Our first stop after Berlin was Nuremberg and Rothenburg – which according to Hitler were ”the most German of German towns”.
But strolling around the city center we were amazed by the beauty of the medieval city we found behind the surrounding stone walls.
The traditional German houses lined along the cobble stoned streets was a big contrast to what we had seen in Berlin.
Nuremberg did feel very German, and very traditional.
There were shops selling Lederhosen and Drindls (traditional Bavarian pants and dresses) everywhere, every five meters there were shops selling traditional Lebkuchen (a type of gingerbread), and every ten meters a stall selling fresh Pretzels.
Within ten minutes of arriving we had already bought and finished a whole bag of Lebkuchen, and I was already fantasizing about when I could possibly find the excuse to wear those Drindls…
You could tell the people were proud of their food, and I would definitely say that when it comes to food tradition, Germany has a lot to thank Nuremberg for its Lebkuchen and sausages.
The Christmas City
The next day we took a day trip to a small town outside of Nuremberg called Rothenburg Ob Der Tauber.
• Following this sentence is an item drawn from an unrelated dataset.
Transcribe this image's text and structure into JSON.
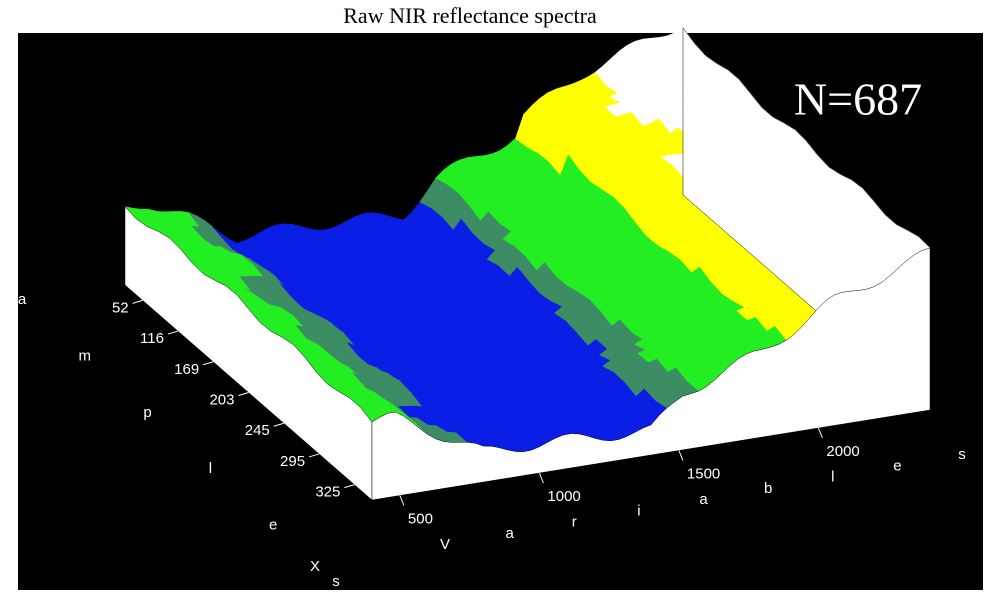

Rothenburg is everything foreigners picture of Germany.
This place seriously looks as though it has been taken from a fairytale like Hansel and Gretel, with wonky half timbered houses in different colors, and steep red rooftops.
If Nuremberg doesn’t captivate you with its food, then Rothenburg will with its quaint Old Town.
For some reason the people in Nuremberg were the friendliest out of all the places we’ve visited in Germany – the easy going and cheerful strangers we met made this place Nathan’s favorite.
Have you been to Germany? If so, which German city did you most enjoy?